Break out the platform shoes and vinyl because the 70s are back baby! Despite inflation being an anemic 1.1% in the March quarter, inflation concerns are breaking out everywhere.
Unsurprisingly much of these concerns seem to be imported wholesale from the US - which has recorded one month of genuinely high price rises - rather than any serious analysis of the Australian economy. So what is the outlook for inflation in Australia? Let’s break the issue into three related, but distinct, questions:
Is inflation going to rise from it’s currently low rate?
How does this compare to what was expected by the RBA?
Finally, what does this imply for monetary policy?
The only way out is up
Given the rock bottom inflation rate the Australian economy started with in 2020 it would be hard for inflation to do anything but increase over the rest of the year. The question is by how much. Unfortunately Australia remains one of the only two developed countries to measure inflation at a quarterly frequency.

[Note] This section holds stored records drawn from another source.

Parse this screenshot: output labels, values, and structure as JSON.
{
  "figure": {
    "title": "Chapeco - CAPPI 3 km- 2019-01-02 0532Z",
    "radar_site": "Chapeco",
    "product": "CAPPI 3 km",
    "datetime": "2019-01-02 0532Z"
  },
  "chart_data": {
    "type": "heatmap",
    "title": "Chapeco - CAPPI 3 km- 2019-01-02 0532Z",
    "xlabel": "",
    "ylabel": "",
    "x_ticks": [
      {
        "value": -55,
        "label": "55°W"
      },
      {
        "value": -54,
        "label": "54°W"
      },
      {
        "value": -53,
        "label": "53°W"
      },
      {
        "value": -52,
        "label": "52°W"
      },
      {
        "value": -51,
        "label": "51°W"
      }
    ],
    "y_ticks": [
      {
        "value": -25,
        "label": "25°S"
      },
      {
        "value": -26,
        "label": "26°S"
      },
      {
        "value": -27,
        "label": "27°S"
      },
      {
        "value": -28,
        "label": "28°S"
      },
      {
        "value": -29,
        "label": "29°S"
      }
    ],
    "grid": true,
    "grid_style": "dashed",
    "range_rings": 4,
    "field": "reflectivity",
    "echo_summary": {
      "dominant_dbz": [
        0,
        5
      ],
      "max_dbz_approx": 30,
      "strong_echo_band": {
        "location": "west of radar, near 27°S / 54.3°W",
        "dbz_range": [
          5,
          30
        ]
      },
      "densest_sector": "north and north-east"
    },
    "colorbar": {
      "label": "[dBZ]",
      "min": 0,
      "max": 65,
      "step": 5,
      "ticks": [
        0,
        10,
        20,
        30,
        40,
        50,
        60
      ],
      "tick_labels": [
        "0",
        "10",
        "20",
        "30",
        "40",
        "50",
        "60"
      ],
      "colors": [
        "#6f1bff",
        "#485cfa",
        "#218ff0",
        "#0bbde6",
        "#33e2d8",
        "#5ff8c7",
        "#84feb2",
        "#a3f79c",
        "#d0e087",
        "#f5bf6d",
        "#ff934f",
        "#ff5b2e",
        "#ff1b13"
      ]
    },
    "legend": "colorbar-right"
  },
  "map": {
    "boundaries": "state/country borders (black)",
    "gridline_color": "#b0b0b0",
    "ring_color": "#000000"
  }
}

So the next official read on inflation won’t occur for two months!
The next best indicator of inflation (indeed probably the best non-ABS monthly data release) is the NAB business survey. The monthly survey contains several estimates of price level growth and is relatively informative when now-casting inflation (at least it was when I was on the Business Survey desk at the RBA many years ago!)
The data from April suggest that inflation is indeed picking up in Australia, with the rate of price growth well above levels seen during 2020. Indeed the current print is higher than anything seen in the 2 years prior to the Covid crisis!
The same story generally holds for noisier retail price figures.
This suggests that price pressures are building and that we should not be surprised if inflation picks itself up off the floor in Q2.
It’s all part of the plan?
But how will this increase compare with the RBA’s expectations? The May SMP (published before the NAB survey was released) outlines the RBA’s thinking as of late April when the forecasts were finalised. In the May SMP the forecast for June 2021 year-ended core inflation was ~1.5% which implies a quarterly print of ~0.4%. This is a relatively low forecast implying plenty of slack within the economy and would be similar to the sluggish price growth Australia saw from 2016-19.
The NAB survey is only one data point, but the fact that product prices are now growing at their fastest rate in 3 years indicates that Q2 inflation may well end up higher than the RBA’s conservative forecast.
The Governor’s not for turning
What would an inflation rise mean for monetary policy? In all likelihood not much. The RBA has been below it’s inflation target for years and a faster return to 2-3 per cent would be welcomed by the bank. On the margin it may mean that Yield Curve Control is less likely to be extended in July, but unless core inflation prints at an extremely high level (say 0.8 or above) there won’t be a big change in policy direction and I would expect QE to continue to be rolled out in $100 billion dollar batches.
Covid-19 has transformed both the Australian economy and how policymakers manage it. Both Canberra and Sydney are committed to a march to 4.5% unemployment and they won’t be deterred by a little bit of long overdue inflation.